Probably the easiest solution might be for me to create all the vertices that will be targets of edges first. I can do that because I know what I am importing and can then avoid teh MergeV to create the edges.
So for Gremlin Server with TinkerGraph I could see you having this problem. TinkerGraph isn't really good for multi-threaded writes right now so if two
mergeV()
hit at the same time, you can get some odd behavior and i think that goes for any mutation at all like addV()
. We generally don't recommend that you write to TinkerGraph with multiple threads. This doesn't leave TinkerGraph without many production use cases, but this one isn't one of them.

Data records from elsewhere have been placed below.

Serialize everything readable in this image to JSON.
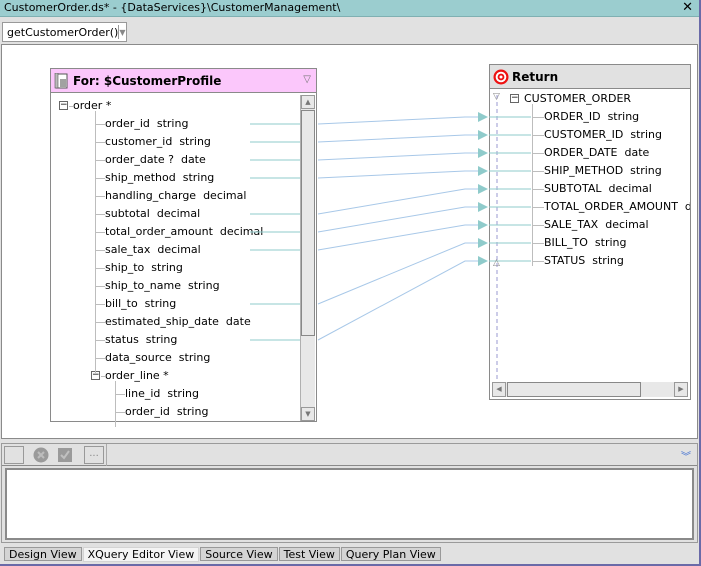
{
  "window": {
    "title": "CustomerOrder.ds* - {DataServices}\\CustomerManagement\\",
    "close_icon": "close-icon"
  },
  "toolbar": {
    "function_select": {
      "value": "getCustomerOrder()",
      "icon": "chevron-down-icon"
    }
  },
  "for_box": {
    "title": "For: $CustomerProfile",
    "icon": "document-table-icon",
    "pin_icon": "pin-icon",
    "header_color": "#fbc7fb",
    "items": [
      {
        "label": "order *",
        "level": 0,
        "expandable": true
      },
      {
        "label": "order_id  string",
        "level": 1
      },
      {
        "label": "customer_id  string",
        "level": 1
      },
      {
        "label": "order_date ?  date",
        "level": 1
      },
      {
        "label": "ship_method  string",
        "level": 1
      },
      {
        "label": "handling_charge  decimal",
        "level": 1
      },
      {
        "label": "subtotal  decimal",
        "level": 1
      },
      {
        "label": "total_order_amount  decimal",
        "level": 1
      },
      {
        "label": "sale_tax  decimal",
        "level": 1
      },
      {
        "label": "ship_to  string",
        "level": 1
      },
      {
        "label": "ship_to_name  string",
        "level": 1
      },
      {
        "label": "bill_to  string",
        "level": 1
      },
      {
        "label": "estimated_ship_date  date",
        "level": 1
      },
      {
        "label": "status  string",
        "level": 1
      },
      {
        "label": "data_source  string",
        "level": 1
      },
      {
        "label": "order_line *",
        "level": 1,
        "expandable": true
      },
      {
        "label": "line_id  string",
        "level": 2
      },
      {
        "label": "order_id  string",
        "level": 2
      }
    ]
  },
  "return_box": {
    "title": "Return",
    "icon": "target-icon",
    "root": "CUSTOMER_ORDER",
    "items": [
      {
        "label": "ORDER_ID  string"
      },
      {
        "label": "CUSTOMER_ID  string"
      },
      {
        "label": "ORDER_DATE  date"
      },
      {
        "label": "SHIP_METHOD  string"
      },
      {
        "label": "SUBTOTAL  decimal"
      },
      {
        "label": "TOTAL_ORDER_AMOUNT  decimal"
      },
      {
        "label": "SALE_TAX  decimal"
      },
      {
        "label": "BILL_TO  string"
      },
      {
        "label": "STATUS  string"
      }
    ]
  },
  "mappings": [
    {
      "from": 1,
      "to": 0
    },
    {
      "from": 2,
      "to": 1
    },
    {
      "from": 3,
      "to": 2
    },
    {
      "from": 4,
      "to": 3
    },
    {
      "from": 6,
      "to": 4
    },
    {
      "from": 7,
      "to": 5
    },
    {
      "from": 8,
      "to": 6
    },
    {
      "from": 11,
      "to": 7
    },
    {
      "from": 13,
      "to": 8
    }
  ],
  "link_color": "#8fcbcb",
  "bottom_panel": {
    "buttons": [
      {
        "name": "blank-button",
        "label": ""
      },
      {
        "name": "cancel-button",
        "icon": "cancel-icon"
      },
      {
        "name": "apply-button",
        "icon": "check-icon"
      },
      {
        "name": "more-button",
        "label": "..."
      }
    ],
    "collapse_icon": "double-chevron-down-icon"
  },
  "tabs": [
    {
      "label": "Design View",
      "active": false
    },
    {
      "label": "XQuery Editor View",
      "active": true
    },
    {
      "label": "Source View",
      "active": false
    },
    {
      "label": "Test View",
      "active": false
    },
    {
      "label": "Query Plan View",
      "active": false
    }
  ]
}
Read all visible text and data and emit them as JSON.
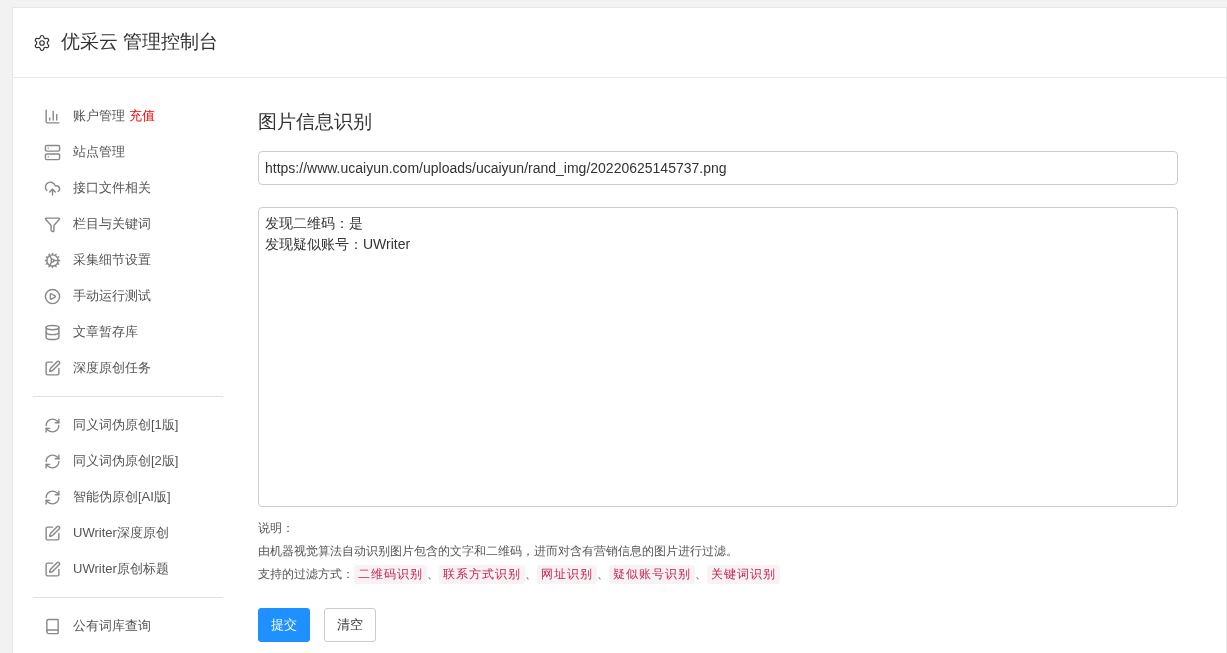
{
  "header": {
    "title": "优采云 管理控制台"
  },
  "sidebar": {
    "groups": [
      {
        "items": [
          {
            "label": "账户管理",
            "badge": "充值"
          },
          {
            "label": "站点管理"
          },
          {
            "label": "接口文件相关"
          },
          {
            "label": "栏目与关键词"
          },
          {
            "label": "采集细节设置"
          },
          {
            "label": "手动运行测试"
          },
          {
            "label": "文章暂存库"
          },
          {
            "label": "深度原创任务"
          }
        ]
      },
      {
        "items": [
          {
            "label": "同义词伪原创[1版]"
          },
          {
            "label": "同义词伪原创[2版]"
          },
          {
            "label": "智能伪原创[AI版]"
          },
          {
            "label": "UWriter深度原创"
          },
          {
            "label": "UWriter原创标题"
          }
        ]
      },
      {
        "items": [
          {
            "label": "公有词库查询"
          }
        ]
      }
    ]
  },
  "main": {
    "title": "图片信息识别",
    "url_field": {
      "value": "https://www.ucaiyun.com/uploads/ucaiyun/rand_img/20220625145737.png"
    },
    "result_box": {
      "lines": [
        "发现二维码：是",
        "发现疑似账号：UWriter"
      ]
    },
    "notes": {
      "heading": "说明：",
      "description": "由机器视觉算法自动识别图片包含的文字和二维码，进而对含有营销信息的图片进行过滤。",
      "filters_label": "支持的过滤方式：",
      "separator": "、",
      "filters": [
        "二维码识别",
        "联系方式识别",
        "网址识别",
        "疑似账号识别",
        "关键词识别"
      ]
    },
    "buttons": [
      {
        "label": "提交",
        "kind": "primary"
      },
      {
        "label": "清空",
        "kind": "default"
      }
    ]
  }
}
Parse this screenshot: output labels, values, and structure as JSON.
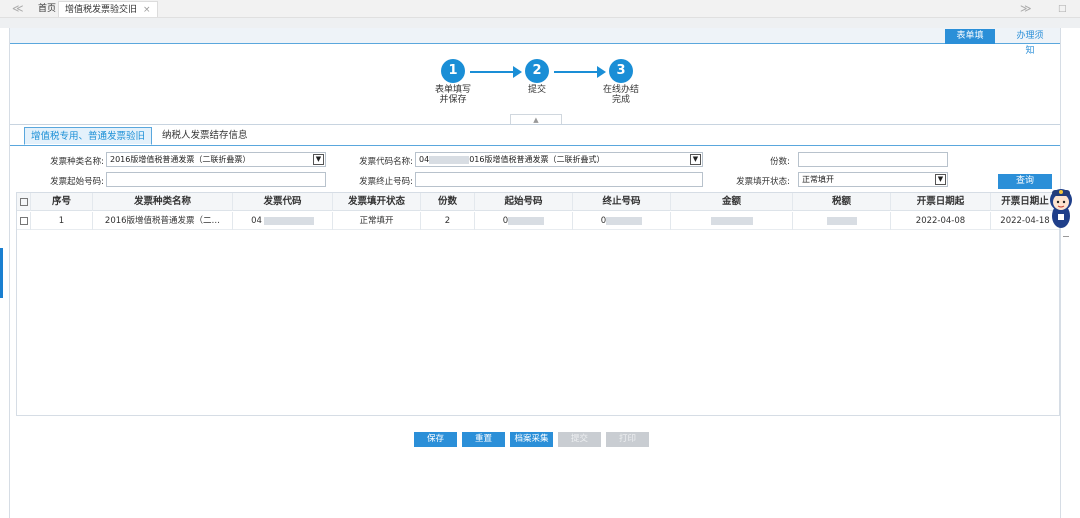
{
  "top_tabs": {
    "back_glyph": "≪",
    "home": "首页",
    "current": "增值税发票验交旧",
    "close_glyph": "×",
    "forward_glyph": "≫",
    "restore_glyph": "□"
  },
  "frame_head": {
    "form_fill": "表单填写",
    "instructions": "办理须知"
  },
  "steps": [
    {
      "number": "1",
      "label_line1": "表单填写",
      "label_line2": "并保存"
    },
    {
      "number": "2",
      "label_line1": "提交",
      "label_line2": ""
    },
    {
      "number": "3",
      "label_line1": "在线办结",
      "label_line2": "完成"
    }
  ],
  "collapse_glyph": "▲",
  "subtabs": {
    "active": "增值税专用、普通发票验旧",
    "other": "纳税人发票结存信息"
  },
  "form": {
    "invoice_type_label": "发票种类名称:",
    "invoice_type_value": "2016版增值税普通发票（二联折叠票）",
    "invoice_code_name_label": "发票代码名称:",
    "invoice_code_name_prefix": "04",
    "invoice_code_name_suffix": "016版增值税普通发票（二联折叠式）",
    "copies_label": "份数:",
    "copies_value": "",
    "start_no_label": "发票起始号码:",
    "start_no_value": "",
    "end_no_label": "发票终止号码:",
    "end_no_value": "",
    "status_label": "发票填开状态:",
    "status_value": "正常填开",
    "query_button": "查询"
  },
  "table": {
    "headers": [
      "序号",
      "发票种类名称",
      "发票代码",
      "发票填开状态",
      "份数",
      "起始号码",
      "终止号码",
      "金额",
      "税额",
      "开票日期起",
      "开票日期止"
    ],
    "rows": [
      {
        "index": "1",
        "type_name": "2016版增值税普通发票（二…",
        "code_prefix": "04",
        "status": "正常填开",
        "copies": "2",
        "start_prefix": "0",
        "end_prefix": "0",
        "date_from": "2022-04-08",
        "date_to": "2022-04-18"
      }
    ]
  },
  "actions": {
    "save": "保存",
    "reset": "重置",
    "archive": "档案采集",
    "submit": "提交",
    "print": "打印"
  },
  "colors": {
    "accent": "#2b8fd8",
    "step": "#1a8ed6",
    "disabled": "#c9cdd2"
  }
}
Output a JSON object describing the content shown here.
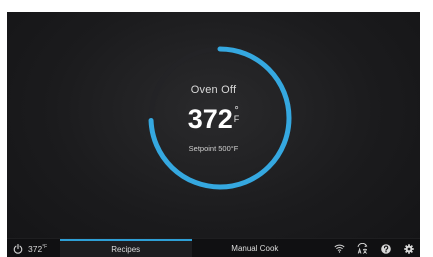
{
  "dial": {
    "status": "Oven Off",
    "temperature": "372",
    "unit": "F",
    "setpoint": "Setpoint 500°F",
    "progress_fraction": 0.744,
    "accent_color": "#35a8e0",
    "track_color": "#232326"
  },
  "navbar": {
    "current_temp": "372",
    "current_temp_unit": "°F",
    "tabs": [
      {
        "label": "Recipes",
        "active": true
      },
      {
        "label": "Manual Cook",
        "active": false
      }
    ],
    "icons": [
      "wifi-icon",
      "language-icon",
      "help-icon",
      "settings-icon"
    ]
  }
}
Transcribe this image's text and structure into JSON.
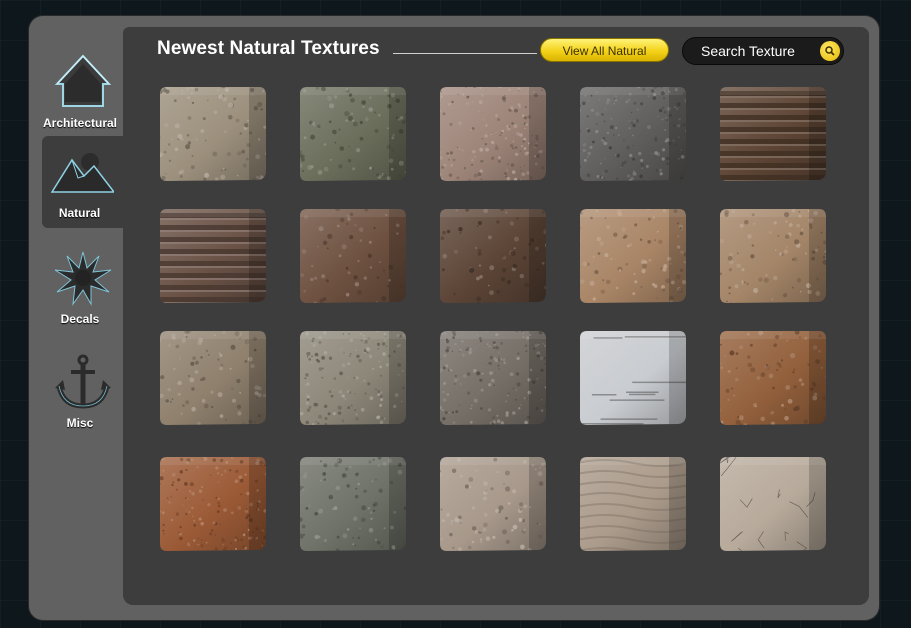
{
  "sidebar": {
    "categories": [
      {
        "label": "Architectural",
        "icon": "house-icon",
        "active": false
      },
      {
        "label": "Natural",
        "icon": "mountain-icon",
        "active": true
      },
      {
        "label": "Decals",
        "icon": "splat-icon",
        "active": false
      },
      {
        "label": "Misc",
        "icon": "anchor-icon",
        "active": false
      }
    ]
  },
  "main": {
    "title": "Newest Natural Textures",
    "view_all_label": "View All Natural",
    "search": {
      "placeholder": "Search Texture",
      "value": "",
      "icon": "search-icon"
    }
  },
  "textures": [
    {
      "name": "sand-stone-texture",
      "base": "#9c907d",
      "pattern": "rough"
    },
    {
      "name": "mossy-stone-texture",
      "base": "#6b6e5b",
      "pattern": "rough"
    },
    {
      "name": "pink-granite-texture",
      "base": "#9d8478",
      "pattern": "speckle"
    },
    {
      "name": "dark-granite-texture",
      "base": "#605e5c",
      "pattern": "speckle"
    },
    {
      "name": "layered-earth-texture",
      "base": "#5e4535",
      "pattern": "layers"
    },
    {
      "name": "striped-clay-texture",
      "base": "#6a5246",
      "pattern": "layers"
    },
    {
      "name": "brown-soil-texture",
      "base": "#6e5140",
      "pattern": "pitted"
    },
    {
      "name": "dark-soil-texture",
      "base": "#5b4436",
      "pattern": "pitted"
    },
    {
      "name": "tan-sand-texture",
      "base": "#a98566",
      "pattern": "rough"
    },
    {
      "name": "dry-dirt-texture",
      "base": "#a48568",
      "pattern": "rough"
    },
    {
      "name": "beige-stone-texture",
      "base": "#8f806d",
      "pattern": "rough"
    },
    {
      "name": "grey-gravel-texture",
      "base": "#8d8779",
      "pattern": "speckle"
    },
    {
      "name": "pebble-rock-texture",
      "base": "#756e66",
      "pattern": "speckle"
    },
    {
      "name": "white-birch-texture",
      "base": "#c9ccd0",
      "pattern": "bark"
    },
    {
      "name": "rust-rock-texture",
      "base": "#93603c",
      "pattern": "rough"
    },
    {
      "name": "red-granite-texture",
      "base": "#9b5a36",
      "pattern": "speckle"
    },
    {
      "name": "slate-grey-texture",
      "base": "#6f7268",
      "pattern": "rough"
    },
    {
      "name": "smooth-sand-texture",
      "base": "#a7988a",
      "pattern": "rough"
    },
    {
      "name": "wavy-sand-texture",
      "base": "#ab9b8b",
      "pattern": "waves"
    },
    {
      "name": "cracked-mud-texture",
      "base": "#b7aa9b",
      "pattern": "cracks"
    }
  ]
}
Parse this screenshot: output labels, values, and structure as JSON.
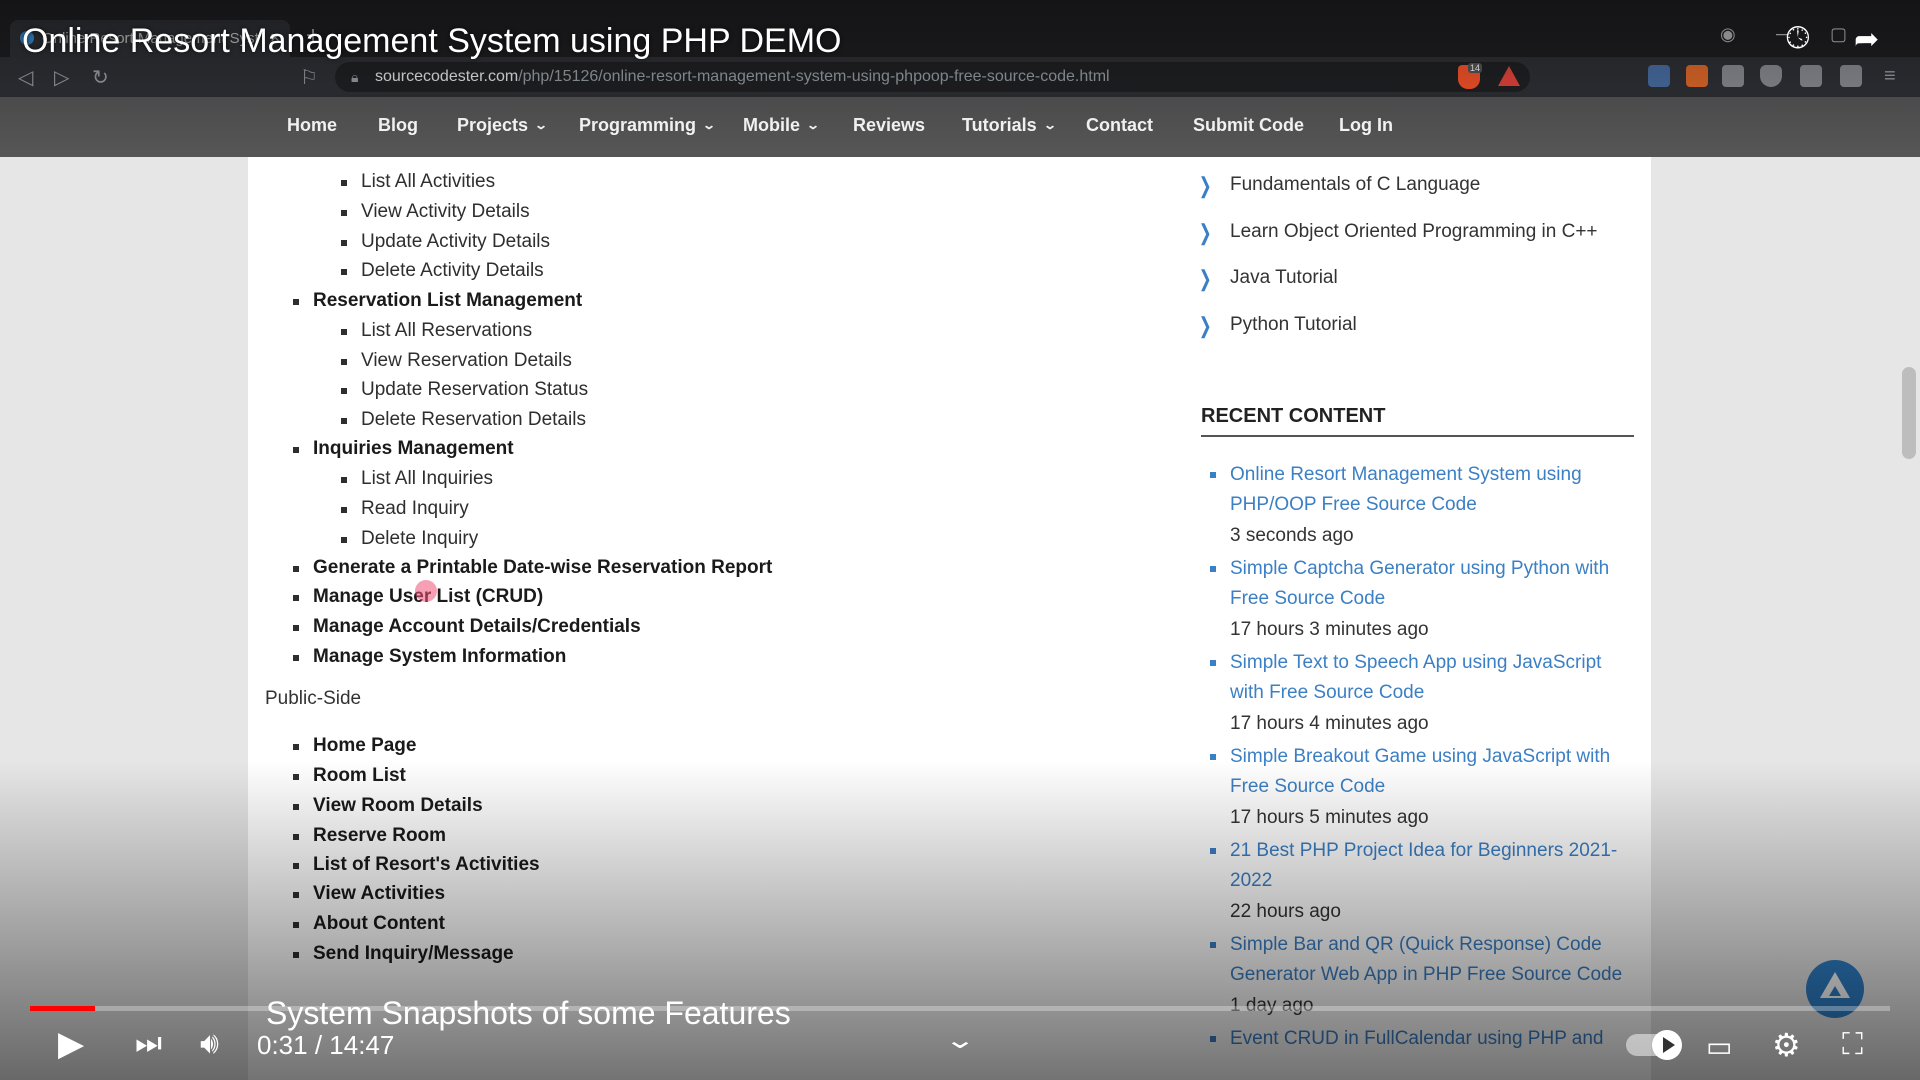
{
  "browser": {
    "tab_title": "Online Resort Management Syst",
    "tab_close": "×",
    "new_tab": "+",
    "url_domain": "sourcecodester.com",
    "url_path": "/php/15126/online-resort-management-system-using-phpoop-free-source-code.html",
    "brave_badge": "14"
  },
  "site_nav": {
    "items": [
      {
        "label": "Home"
      },
      {
        "label": "Blog"
      },
      {
        "label": "Projects"
      },
      {
        "label": "Programming"
      },
      {
        "label": "Mobile"
      },
      {
        "label": "Reviews"
      },
      {
        "label": "Tutorials"
      },
      {
        "label": "Contact"
      },
      {
        "label": "Submit Code"
      },
      {
        "label": "Log In"
      }
    ]
  },
  "article": {
    "activities_sub": [
      "List All Activities",
      "View Activity Details",
      "Update Activity Details",
      "Delete Activity Details"
    ],
    "reservation_heading": "Reservation List Management",
    "reservation_sub": [
      "List All Reservations",
      "View Reservation Details",
      "Update Reservation Status",
      "Delete Reservation Details"
    ],
    "inquiries_heading": "Inquiries Management",
    "inquiries_sub": [
      "List All Inquiries",
      "Read Inquiry",
      "Delete Inquiry"
    ],
    "admin_rest": [
      "Generate a Printable Date-wise Reservation Report",
      "Manage User List (CRUD)",
      "Manage Account Details/Credentials",
      "Manage System Information"
    ],
    "public_heading": "Public-Side",
    "public_items": [
      "Home Page",
      "Room List",
      "View Room Details",
      "Reserve Room",
      "List of Resort's Activities",
      "View Activities",
      "About Content",
      "Send Inquiry/Message"
    ]
  },
  "sidebar": {
    "tutorial_links": [
      "Fundamentals of C Language",
      "Learn Object Oriented Programming in C++",
      "Java Tutorial",
      "Python Tutorial"
    ],
    "recent_title": "RECENT CONTENT",
    "recent_items": [
      {
        "title": "Online Resort Management System using PHP/OOP Free Source Code",
        "time": "3 seconds ago"
      },
      {
        "title": "Simple Captcha Generator using Python with Free Source Code",
        "time": "17 hours 3 minutes ago"
      },
      {
        "title": "Simple Text to Speech App using JavaScript with Free Source Code",
        "time": "17 hours 4 minutes ago"
      },
      {
        "title": "Simple Breakout Game using JavaScript with Free Source Code",
        "time": "17 hours 5 minutes ago"
      },
      {
        "title": "21 Best PHP Project Idea for Beginners 2021-2022",
        "time": "22 hours ago"
      },
      {
        "title": "Simple Bar and QR (Quick Response) Code Generator Web App in PHP Free Source Code",
        "time": "1 day ago"
      },
      {
        "title": "Event CRUD in FullCalendar using PHP and"
      }
    ]
  },
  "video": {
    "title": "Online Resort Management System using PHP DEMO",
    "chapter": "System Snapshots of some Features",
    "time_display": "0:31 / 14:47",
    "progress_fraction": 0.035
  }
}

@valentyn_kahamlyk will there be any changes in behavior with respect to this scenario given that you are currently adding transactions to TinkerGraph?there is a change, but in the other direction. There should be an error for any attempt to change the same element in different transactions
OK - no problem. I just needed to know that this was the case and not my code having some race condition that I was not detecting. I belive that Neptune is OK with this as it does seem to lock the vertices. This is part of a batch import program, which will move to generating batch import files for Neptune anyway. The TinkerGraph is just used to make local development a bit easier. Thanks for the information.